What is disruption?Disruption is something far more significant, especially for brands looking to set themselves apart in competitive markets.
Coined by current Harvard Business School professor Clayton Christensen in his 1996 book “The Innovator’s Dilemma: When New Technologies Cause Great Firms to Fail,” innovative disruption refers to the transformation of a product or a service in such a way that it makes it more affordable and more accessible to a wider audience.
These products start at the bottom, catering to a market that cannot afford the more expensive (and more popular) option. But, as in the case of the lure companies, by focusing on the bottom of the market, there is less competition and greater numbers who can afford the product.
One of the most prominent and most vivid examples of disruptive innovation is how smartphones disrupted the laptop market, which in the 1980s disrupted the desktop market, which itself disrupted the mainframe computer.

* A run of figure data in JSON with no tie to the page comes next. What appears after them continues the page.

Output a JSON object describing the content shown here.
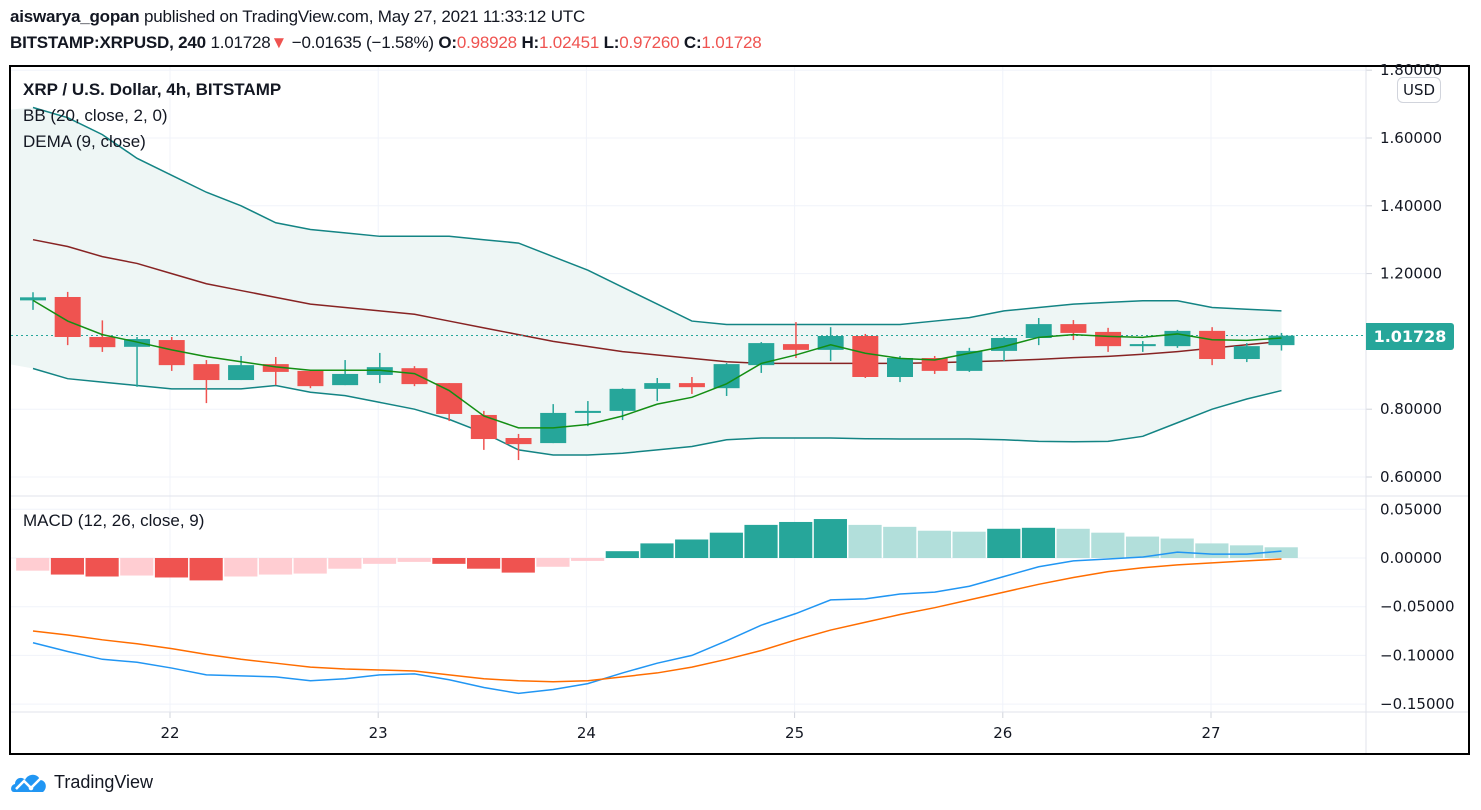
{
  "header": {
    "author": "aiswarya_gopan",
    "published_text": "published on TradingView.com, May 27, 2021 11:33:12 UTC",
    "symbol": "BITSTAMP:XRPUSD, 240",
    "last_price": "1.01728",
    "change_arrow": "▼",
    "change": "−0.01635 (−1.58%)",
    "o_label": "O:",
    "o_value": "0.98928",
    "h_label": "H:",
    "h_value": "1.02451",
    "l_label": "L:",
    "l_value": "0.97260",
    "c_label": "C:",
    "c_value": "1.01728"
  },
  "legend": {
    "title": "XRP / U.S. Dollar, 4h, BITSTAMP",
    "bb": "BB (20, close, 2, 0)",
    "dema": "DEMA (9, close)",
    "macd": "MACD (12, 26, close, 9)"
  },
  "currency_button": "USD",
  "price_tag": "1.01728",
  "footer": {
    "brand": "TradingView"
  },
  "colors": {
    "up": "#26a69a",
    "down": "#ef5350",
    "bb_band": "#138484",
    "bb_basis": "#872323",
    "bb_fill": "#eef6f5",
    "dema": "#138e13",
    "macd": "#2196f3",
    "signal": "#ff6d00",
    "hist_up_strong": "#26a69a",
    "hist_up_weak": "#b2dfdb",
    "hist_down_strong": "#ef5350",
    "hist_down_weak": "#ffcdd2"
  },
  "chart_data": [
    {
      "type": "candlestick",
      "title": "XRP / U.S. Dollar, 4h, BITSTAMP",
      "ylim": [
        0.55,
        1.82
      ],
      "y_ticks": [
        "1.80000",
        "1.60000",
        "1.40000",
        "1.20000",
        "0.80000",
        "0.60000"
      ],
      "y_tick_values": [
        1.8,
        1.6,
        1.4,
        1.2,
        0.8,
        0.6
      ],
      "x_ticks": [
        "22",
        "23",
        "24",
        "25",
        "26",
        "27"
      ],
      "x_tick_index": [
        4,
        10,
        16,
        22,
        28,
        34
      ],
      "ohlc": [
        [
          1.121,
          1.145,
          1.093,
          1.13
        ],
        [
          1.131,
          1.146,
          0.989,
          1.013
        ],
        [
          1.013,
          1.062,
          0.969,
          0.983
        ],
        [
          0.984,
          1.013,
          0.866,
          1.007
        ],
        [
          1.004,
          1.013,
          0.913,
          0.93
        ],
        [
          0.933,
          0.945,
          0.818,
          0.886
        ],
        [
          0.886,
          0.957,
          0.886,
          0.93
        ],
        [
          0.933,
          0.954,
          0.871,
          0.91
        ],
        [
          0.913,
          0.916,
          0.862,
          0.868
        ],
        [
          0.871,
          0.945,
          0.871,
          0.904
        ],
        [
          0.901,
          0.966,
          0.877,
          0.924
        ],
        [
          0.921,
          0.927,
          0.868,
          0.874
        ],
        [
          0.877,
          0.877,
          0.765,
          0.786
        ],
        [
          0.783,
          0.795,
          0.68,
          0.712
        ],
        [
          0.715,
          0.727,
          0.65,
          0.697
        ],
        [
          0.7,
          0.815,
          0.7,
          0.789
        ],
        [
          0.789,
          0.824,
          0.75,
          0.795
        ],
        [
          0.795,
          0.862,
          0.768,
          0.86
        ],
        [
          0.86,
          0.892,
          0.824,
          0.877
        ],
        [
          0.877,
          0.895,
          0.845,
          0.865
        ],
        [
          0.862,
          0.936,
          0.839,
          0.933
        ],
        [
          0.93,
          0.998,
          0.907,
          0.995
        ],
        [
          0.992,
          1.057,
          0.951,
          0.975
        ],
        [
          0.975,
          1.042,
          0.942,
          1.016
        ],
        [
          1.016,
          1.022,
          0.892,
          0.895
        ],
        [
          0.895,
          0.957,
          0.88,
          0.951
        ],
        [
          0.951,
          0.957,
          0.904,
          0.913
        ],
        [
          0.913,
          0.981,
          0.91,
          0.972
        ],
        [
          0.972,
          1.013,
          0.942,
          1.01
        ],
        [
          1.01,
          1.069,
          0.989,
          1.051
        ],
        [
          1.051,
          1.063,
          1.004,
          1.025
        ],
        [
          1.028,
          1.04,
          0.969,
          0.986
        ],
        [
          0.986,
          1.001,
          0.969,
          0.992
        ],
        [
          0.986,
          1.034,
          0.981,
          1.031
        ],
        [
          1.031,
          1.042,
          0.93,
          0.948
        ],
        [
          0.948,
          0.995,
          0.939,
          0.986
        ],
        [
          0.989,
          1.025,
          0.973,
          1.017
        ]
      ],
      "bb_upper": [
        1.69,
        1.66,
        1.61,
        1.54,
        1.49,
        1.44,
        1.4,
        1.35,
        1.33,
        1.32,
        1.31,
        1.31,
        1.31,
        1.3,
        1.29,
        1.25,
        1.21,
        1.16,
        1.11,
        1.06,
        1.05,
        1.05,
        1.05,
        1.05,
        1.05,
        1.05,
        1.06,
        1.07,
        1.09,
        1.1,
        1.11,
        1.115,
        1.12,
        1.12,
        1.1,
        1.095,
        1.09
      ],
      "bb_basis": [
        1.3,
        1.28,
        1.25,
        1.23,
        1.2,
        1.17,
        1.15,
        1.13,
        1.11,
        1.1,
        1.09,
        1.08,
        1.06,
        1.04,
        1.02,
        1.0,
        0.985,
        0.97,
        0.96,
        0.95,
        0.94,
        0.935,
        0.935,
        0.935,
        0.935,
        0.935,
        0.937,
        0.94,
        0.943,
        0.947,
        0.952,
        0.956,
        0.962,
        0.97,
        0.98,
        0.99,
        1.0
      ],
      "bb_lower": [
        0.92,
        0.89,
        0.88,
        0.87,
        0.86,
        0.86,
        0.86,
        0.87,
        0.85,
        0.84,
        0.82,
        0.8,
        0.77,
        0.73,
        0.68,
        0.665,
        0.665,
        0.67,
        0.68,
        0.69,
        0.71,
        0.715,
        0.715,
        0.715,
        0.713,
        0.712,
        0.712,
        0.712,
        0.71,
        0.705,
        0.704,
        0.705,
        0.72,
        0.76,
        0.8,
        0.83,
        0.855
      ],
      "dema": [
        1.121,
        1.06,
        1.02,
        0.998,
        0.975,
        0.955,
        0.94,
        0.925,
        0.915,
        0.915,
        0.915,
        0.905,
        0.855,
        0.78,
        0.745,
        0.745,
        0.755,
        0.78,
        0.815,
        0.835,
        0.875,
        0.935,
        0.96,
        0.99,
        0.965,
        0.95,
        0.945,
        0.965,
        0.985,
        1.012,
        1.02,
        1.015,
        1.012,
        1.022,
        1.005,
        1.003,
        1.01
      ],
      "last_price": 1.01728
    },
    {
      "type": "bar+line",
      "title": "MACD (12, 26, close, 9)",
      "ylim": [
        -0.165,
        0.065
      ],
      "y_ticks": [
        "0.05000",
        "0.00000",
        "−0.05000",
        "−0.10000",
        "−0.15000"
      ],
      "y_tick_values": [
        0.05,
        0.0,
        -0.05,
        -0.1,
        -0.15
      ],
      "histogram": [
        -0.013,
        -0.017,
        -0.019,
        -0.018,
        -0.02,
        -0.023,
        -0.019,
        -0.017,
        -0.016,
        -0.011,
        -0.006,
        -0.004,
        -0.006,
        -0.011,
        -0.015,
        -0.009,
        -0.003,
        0.007,
        0.015,
        0.019,
        0.026,
        0.034,
        0.037,
        0.04,
        0.034,
        0.032,
        0.028,
        0.027,
        0.03,
        0.031,
        0.03,
        0.026,
        0.022,
        0.02,
        0.015,
        0.013,
        0.011
      ],
      "hist_style": [
        "weak",
        "strong",
        "strong",
        "weak",
        "strong",
        "strong",
        "weak",
        "weak",
        "weak",
        "weak",
        "weak",
        "weak",
        "strong",
        "strong",
        "strong",
        "weak",
        "weak",
        "strong",
        "strong",
        "strong",
        "strong",
        "strong",
        "strong",
        "strong",
        "weak",
        "weak",
        "weak",
        "weak",
        "strong",
        "strong",
        "weak",
        "weak",
        "weak",
        "weak",
        "weak",
        "weak",
        "weak"
      ],
      "macd": [
        -0.087,
        -0.096,
        -0.104,
        -0.107,
        -0.113,
        -0.12,
        -0.121,
        -0.122,
        -0.126,
        -0.124,
        -0.12,
        -0.119,
        -0.125,
        -0.133,
        -0.139,
        -0.135,
        -0.129,
        -0.118,
        -0.108,
        -0.1,
        -0.085,
        -0.069,
        -0.057,
        -0.043,
        -0.042,
        -0.037,
        -0.035,
        -0.029,
        -0.019,
        -0.009,
        -0.003,
        -0.001,
        0.001,
        0.006,
        0.004,
        0.004,
        0.007
      ],
      "signal": [
        -0.075,
        -0.079,
        -0.084,
        -0.088,
        -0.093,
        -0.099,
        -0.104,
        -0.108,
        -0.112,
        -0.114,
        -0.115,
        -0.116,
        -0.12,
        -0.124,
        -0.126,
        -0.127,
        -0.126,
        -0.122,
        -0.118,
        -0.112,
        -0.104,
        -0.095,
        -0.084,
        -0.074,
        -0.066,
        -0.058,
        -0.051,
        -0.043,
        -0.035,
        -0.027,
        -0.02,
        -0.014,
        -0.01,
        -0.007,
        -0.005,
        -0.003,
        -0.001
      ]
    }
  ]
}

Disruptors enter the market at the bottom, where people or industries are being underserved, which is a result of the major players in a vertical choosing to go upstream and over-serve the market, often through added features and benefits people cannot use and don't need.
But while they continue to cater to the high end of the market, disruptors slide in and gobble up market share at the bottom, before moving upstream to challenge their biggest competitors as the former's products or services improve in quality, grow in popularity, and suffice as a viable option for even those with more discerning taste.